せっかくデパートきたんだから、フードコートで食べて帰ろうと思ったのだ。ちょっと混んでるかもしれないけど、広いし。

陽が、小さい声で何か涼風に聞いてから、俺の方に向き直って言った。


「じゃあ、もしよかったら一緒にお昼ご飯食べて帰らない?せっかく、会えたんだし。」


マジですか!!陽の真ん前で、昼飯食べられるなんて嬉しすぎる!、、、でも涼風がいるんだった。いやいや、それでも十分幸せだ!


「うん、いいよ!」

「やった!それじゃ、私たち、誕プレ選ばないとだから、、、またあとで。あっ、そうだ、えっと、12時半くらいにフードコートいるね。」


陽がそう言って、手を振った。


「おう、分かった。じゃあな。」


俺も手を振り返す。

陽の横っちょで涼風がペコっとお辞儀して二人は買い物に戻っていった。

それにしても、なかなかかっこいい奴だったなぁ。あいつが陽のこと狙ってたらヤバイ。俺、負けちゃうかも。そのくらいにイケメンだ。”THE・さわやかボーイ”って感じ。

でも、俺が考えたところで何か変わるわけではない。それに友だちの多い陽だ。ああいうことも、意外としょっちゅうなのかもしれない。そう思ったら、心の中が少しスッキリした気がした。

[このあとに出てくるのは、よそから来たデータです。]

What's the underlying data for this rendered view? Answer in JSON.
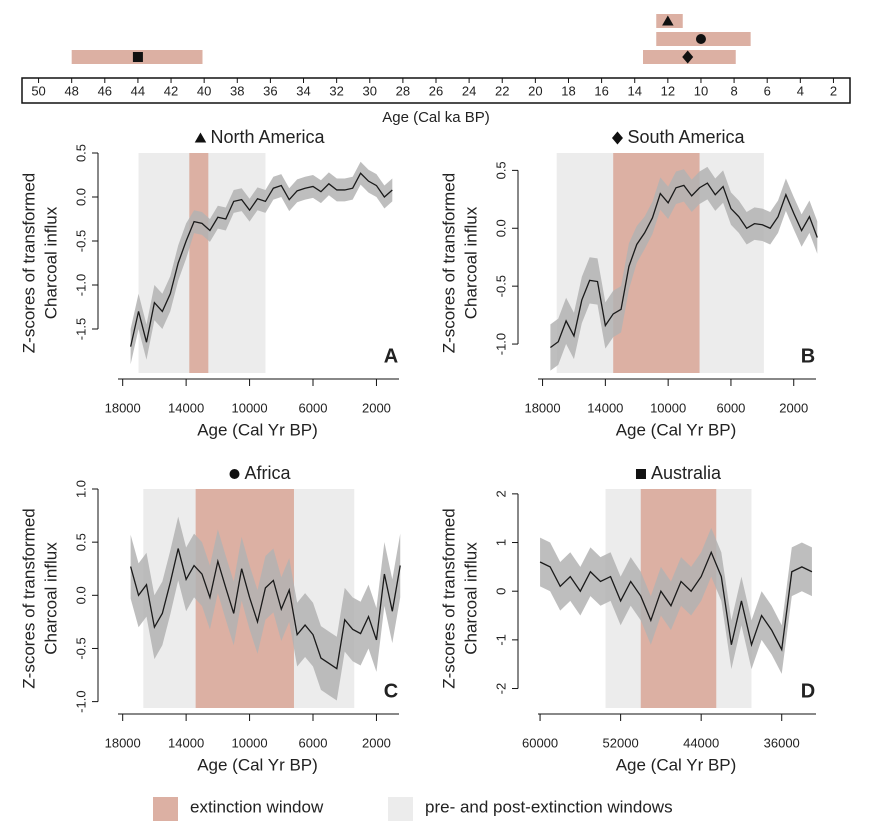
{
  "chart_data": [
    {
      "type": "timeline",
      "xlabel": "Age (Cal ka BP)",
      "xlim": [
        51,
        1
      ],
      "xticks": [
        50,
        48,
        46,
        44,
        42,
        40,
        38,
        36,
        34,
        32,
        30,
        28,
        26,
        24,
        22,
        20,
        18,
        16,
        14,
        12,
        10,
        8,
        6,
        4,
        2
      ],
      "color": "#dcb0a3",
      "windows": [
        {
          "marker": "square",
          "start": 48,
          "end": 40.1,
          "center": 44
        },
        {
          "marker": "triangle",
          "start": 12.7,
          "end": 11.1,
          "center": 12
        },
        {
          "marker": "circle",
          "start": 12.7,
          "end": 7,
          "center": 10
        },
        {
          "marker": "diamond",
          "start": 13.5,
          "end": 7.9,
          "center": 10.8
        }
      ]
    },
    {
      "type": "line",
      "title": "North America",
      "marker": "triangle",
      "panel_label": "A",
      "ylabel": [
        "Z-scores of transformed",
        "Charcoal influx"
      ],
      "xlabel": "Age (Cal Yr BP)",
      "xlim": [
        18800,
        200
      ],
      "xticks": [
        18000,
        14000,
        10000,
        6000,
        2000
      ],
      "ylim": [
        -2.0,
        0.5
      ],
      "yticks": [
        -1.5,
        {
          "value": -1.0,
          "label": "-1.0"
        },
        -0.5,
        {
          "value": 0,
          "label": "0.0"
        },
        0.5
      ],
      "extinction_window": [
        13800,
        12600
      ],
      "pre_post_window": [
        17000,
        9000
      ],
      "x": [
        17500,
        17000,
        16500,
        16000,
        15500,
        15000,
        14500,
        14000,
        13500,
        13000,
        12500,
        12000,
        11500,
        11000,
        10500,
        10000,
        9500,
        9000,
        8500,
        8000,
        7500,
        7000,
        6500,
        6000,
        5500,
        5000,
        4500,
        4000,
        3500,
        3000,
        2500,
        2000,
        1500,
        1000
      ],
      "values": [
        -1.7,
        -1.3,
        -1.65,
        -1.2,
        -1.3,
        -1.1,
        -0.75,
        -0.5,
        -0.28,
        -0.3,
        -0.38,
        -0.23,
        -0.25,
        -0.05,
        -0.03,
        -0.15,
        -0.02,
        -0.05,
        0.1,
        0.13,
        -0.03,
        0.07,
        0.1,
        0.12,
        0.06,
        0.15,
        0.08,
        0.08,
        0.1,
        0.27,
        0.18,
        0.13,
        0.0,
        0.08
      ],
      "lower": [
        -1.9,
        -1.5,
        -1.85,
        -1.4,
        -1.5,
        -1.3,
        -0.95,
        -0.7,
        -0.41,
        -0.43,
        -0.51,
        -0.36,
        -0.38,
        -0.18,
        -0.16,
        -0.28,
        -0.15,
        -0.18,
        -0.03,
        0.0,
        -0.16,
        -0.06,
        -0.03,
        -0.01,
        -0.07,
        0.02,
        -0.05,
        -0.05,
        -0.03,
        0.14,
        0.05,
        0.0,
        -0.13,
        -0.05
      ],
      "upper": [
        -1.5,
        -1.1,
        -1.45,
        -1.0,
        -1.1,
        -0.9,
        -0.55,
        -0.3,
        -0.15,
        -0.17,
        -0.25,
        -0.1,
        -0.12,
        0.08,
        0.1,
        -0.02,
        0.11,
        0.08,
        0.23,
        0.26,
        0.1,
        0.2,
        0.23,
        0.25,
        0.19,
        0.28,
        0.21,
        0.21,
        0.23,
        0.4,
        0.31,
        0.26,
        0.13,
        0.21
      ]
    },
    {
      "type": "line",
      "title": "South America",
      "marker": "diamond",
      "panel_label": "B",
      "ylabel": [
        "Z-scores of transformed",
        "Charcoal influx"
      ],
      "xlabel": "Age (Cal Yr BP)",
      "xlim": [
        18800,
        200
      ],
      "xticks": [
        18000,
        14000,
        10000,
        6000,
        2000
      ],
      "ylim": [
        -1.25,
        0.65
      ],
      "yticks": [
        {
          "value": -1.0,
          "label": "-1.0"
        },
        -0.5,
        {
          "value": 0,
          "label": "0.0"
        },
        0.5
      ],
      "extinction_window": [
        13500,
        8000
      ],
      "pre_post_window": [
        17100,
        3900
      ],
      "x": [
        17500,
        17000,
        16500,
        16000,
        15500,
        15000,
        14500,
        14000,
        13500,
        13000,
        12500,
        12000,
        11500,
        11000,
        10500,
        10000,
        9500,
        9000,
        8500,
        8000,
        7500,
        7000,
        6500,
        6000,
        5500,
        5000,
        4500,
        4000,
        3500,
        3000,
        2500,
        2000,
        1500,
        1000,
        500
      ],
      "values": [
        -1.03,
        -0.98,
        -0.8,
        -0.93,
        -0.62,
        -0.45,
        -0.46,
        -0.84,
        -0.74,
        -0.7,
        -0.33,
        -0.14,
        -0.04,
        0.09,
        0.3,
        0.22,
        0.35,
        0.37,
        0.28,
        0.35,
        0.39,
        0.29,
        0.36,
        0.17,
        0.1,
        0.0,
        0.04,
        0.03,
        0.0,
        0.1,
        0.29,
        0.13,
        -0.02,
        0.1,
        -0.08
      ],
      "lower": [
        -1.23,
        -1.18,
        -1.0,
        -1.13,
        -0.82,
        -0.65,
        -0.66,
        -1.04,
        -0.94,
        -0.9,
        -0.53,
        -0.3,
        -0.18,
        -0.05,
        0.16,
        0.08,
        0.21,
        0.23,
        0.14,
        0.21,
        0.25,
        0.15,
        0.22,
        0.03,
        -0.04,
        -0.14,
        -0.1,
        -0.11,
        -0.14,
        -0.04,
        0.15,
        -0.01,
        -0.16,
        -0.04,
        -0.22
      ],
      "upper": [
        -0.83,
        -0.78,
        -0.6,
        -0.73,
        -0.42,
        -0.25,
        -0.26,
        -0.64,
        -0.54,
        -0.5,
        -0.13,
        0.02,
        0.1,
        0.23,
        0.44,
        0.36,
        0.49,
        0.51,
        0.42,
        0.49,
        0.53,
        0.43,
        0.5,
        0.31,
        0.24,
        0.14,
        0.18,
        0.17,
        0.14,
        0.24,
        0.43,
        0.27,
        0.12,
        0.24,
        0.06
      ]
    },
    {
      "type": "line",
      "title": "Africa",
      "marker": "circle",
      "panel_label": "C",
      "ylabel": [
        "Z-scores of transformed",
        "Charcoal influx"
      ],
      "xlabel": "Age (Cal Yr BP)",
      "xlim": [
        18800,
        200
      ],
      "xticks": [
        18000,
        14000,
        10000,
        6000,
        2000
      ],
      "ylim": [
        -1.06,
        1.0
      ],
      "yticks": [
        {
          "value": -1.0,
          "label": "-1.0"
        },
        -0.5,
        {
          "value": 0,
          "label": "0.0"
        },
        0.5,
        {
          "value": 1.0,
          "label": "1.0"
        }
      ],
      "extinction_window": [
        13400,
        7200
      ],
      "pre_post_window": [
        16700,
        3400
      ],
      "x": [
        17500,
        17000,
        16500,
        16000,
        15500,
        15000,
        14500,
        14000,
        13500,
        13000,
        12500,
        12000,
        11500,
        11000,
        10500,
        10000,
        9500,
        9000,
        8500,
        8000,
        7500,
        7000,
        6500,
        6000,
        5500,
        5000,
        4500,
        4000,
        3500,
        3000,
        2500,
        2000,
        1500,
        1000,
        500
      ],
      "values": [
        0.27,
        0.0,
        0.1,
        -0.3,
        -0.17,
        0.12,
        0.44,
        0.15,
        0.28,
        0.2,
        -0.02,
        0.32,
        0.07,
        -0.17,
        0.25,
        -0.02,
        -0.25,
        0.07,
        0.14,
        -0.13,
        0.05,
        -0.37,
        -0.28,
        -0.37,
        -0.59,
        -0.64,
        -0.69,
        -0.23,
        -0.32,
        -0.36,
        -0.2,
        -0.42,
        0.2,
        -0.15,
        0.28
      ],
      "lower": [
        -0.03,
        -0.3,
        -0.2,
        -0.6,
        -0.47,
        -0.18,
        0.14,
        -0.15,
        -0.02,
        -0.1,
        -0.32,
        0.02,
        -0.23,
        -0.47,
        -0.05,
        -0.32,
        -0.55,
        -0.23,
        -0.16,
        -0.43,
        -0.25,
        -0.67,
        -0.58,
        -0.67,
        -0.89,
        -0.94,
        -0.99,
        -0.53,
        -0.62,
        -0.66,
        -0.5,
        -0.72,
        -0.1,
        -0.45,
        -0.02
      ],
      "upper": [
        0.57,
        0.3,
        0.4,
        0.0,
        0.13,
        0.42,
        0.74,
        0.45,
        0.58,
        0.5,
        0.28,
        0.62,
        0.37,
        0.13,
        0.55,
        0.28,
        0.05,
        0.37,
        0.44,
        0.17,
        0.35,
        -0.07,
        0.02,
        -0.07,
        -0.29,
        -0.34,
        -0.39,
        0.07,
        -0.02,
        -0.06,
        0.1,
        -0.12,
        0.5,
        0.15,
        0.58
      ]
    },
    {
      "type": "line",
      "title": "Australia",
      "marker": "square",
      "panel_label": "D",
      "ylabel": [
        "Z-scores of transformed",
        "Charcoal influx"
      ],
      "xlabel": "Age (Cal Yr BP)",
      "xlim": [
        61000,
        32000
      ],
      "xticks": [
        60000,
        52000,
        44000,
        36000
      ],
      "ylim": [
        -2.4,
        2.1
      ],
      "yticks": [
        -2,
        -1,
        0,
        1,
        2
      ],
      "extinction_window": [
        50000,
        42500
      ],
      "pre_post_window": [
        53500,
        39000
      ],
      "x": [
        60000,
        59000,
        58000,
        57000,
        56000,
        55000,
        54000,
        53000,
        52000,
        51000,
        50000,
        49000,
        48000,
        47000,
        46000,
        45000,
        44000,
        43000,
        42000,
        41000,
        40000,
        39000,
        38000,
        37000,
        36000,
        35000,
        34000,
        33000
      ],
      "values": [
        0.6,
        0.5,
        0.1,
        0.3,
        0.0,
        0.4,
        0.2,
        0.3,
        -0.2,
        0.2,
        -0.1,
        -0.6,
        0.0,
        -0.3,
        0.2,
        0.0,
        0.3,
        0.8,
        0.3,
        -1.1,
        -0.2,
        -1.1,
        -0.5,
        -0.8,
        -1.2,
        0.4,
        0.5,
        0.4
      ],
      "lower": [
        0.1,
        0.0,
        -0.4,
        -0.2,
        -0.5,
        -0.1,
        -0.3,
        -0.2,
        -0.7,
        -0.3,
        -0.6,
        -1.1,
        -0.5,
        -0.8,
        -0.3,
        -0.5,
        -0.2,
        0.3,
        -0.2,
        -1.6,
        -0.7,
        -1.6,
        -1.0,
        -1.3,
        -1.7,
        -0.1,
        0.0,
        -0.1
      ],
      "upper": [
        1.1,
        1.0,
        0.6,
        0.8,
        0.5,
        0.9,
        0.7,
        0.8,
        0.3,
        0.7,
        0.4,
        -0.1,
        0.5,
        0.2,
        0.7,
        0.5,
        0.8,
        1.3,
        0.8,
        -0.6,
        0.3,
        -0.6,
        0.0,
        -0.3,
        -0.7,
        0.9,
        1.0,
        0.9
      ]
    }
  ],
  "style": {
    "line_color": "#1a1a1a",
    "band_color": "#b3b3b3",
    "extinction_color": "#dcb0a3",
    "pre_post_color": "#ececec"
  },
  "legend": [
    {
      "label": "extinction window",
      "color": "#dcb0a3"
    },
    {
      "label": "pre- and post-extinction windows",
      "color": "#ececec"
    }
  ]
}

しかし、それはあくまでスッキリした”気がした”だけであった。やはり目の前で見るとまた心がもやもやぁっとしてくるのである。


「しゅうくん何頼む?」


陽は俺の隣に座り、涼風は陽の前に座った。

今は、三人で何を食べるか選んでいる最中。


「俺は、うどんにする。」


向かいにある看板を指さしながら、俺は言った。これが、陽と二人っきりだったら、もっとよかったのに、、、。


「僕は、ラーメンにします。」

「私は、、、ドーナツでいっかな。」


、、、かわいい!昼飯にドーナツは可愛いすぎる!!(俺が恋愛未経験者で無知すぎるだけで、女子はみんなドーナツを頼むのでしょうか。)
注文して、届くまでの間、俺たちは涼風に色々聞かれた。まず第一声が、


「二人って、いつから付き合い始めてたの?」


だ。ニコニコ笑顔、普通の男子よりほんの少し甘い声だ。

いや、初対面でいきなりこれはないだろっ!(おそらく)同級生なのにやたら穏やか口調で、超さわやかスマイルだったので紳士的な奴だと思ったが、こんなことを聞いてくるってことは、少なくともそうではないな。

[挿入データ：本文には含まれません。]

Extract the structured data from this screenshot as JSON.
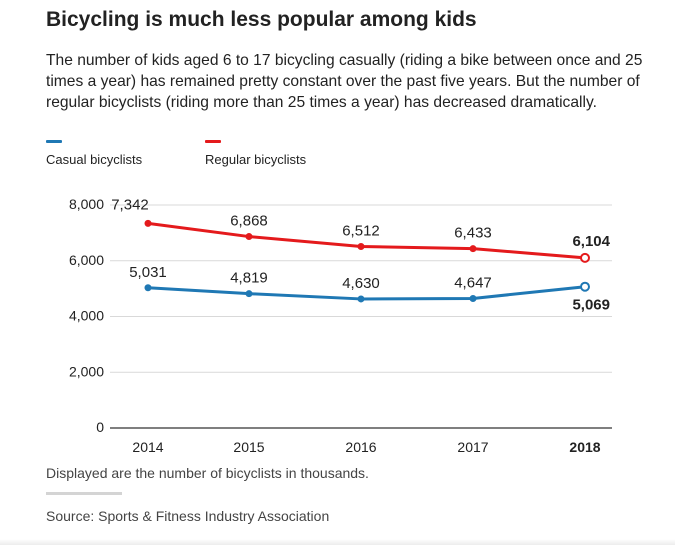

涼風のことは、何と言ったらいいか、、、。少女漫画に出てくるような(←昔、妹からしょっちゅう語られました)あざとくて、可愛い系男子(ニコニコ笑顔で超キラキラ台詞を言ってるような)と紳士的男子(ちょっと違うかもだけど)のかけ合わせ、みたいな。俺が、今まであったことのないようなタイプの男子だった。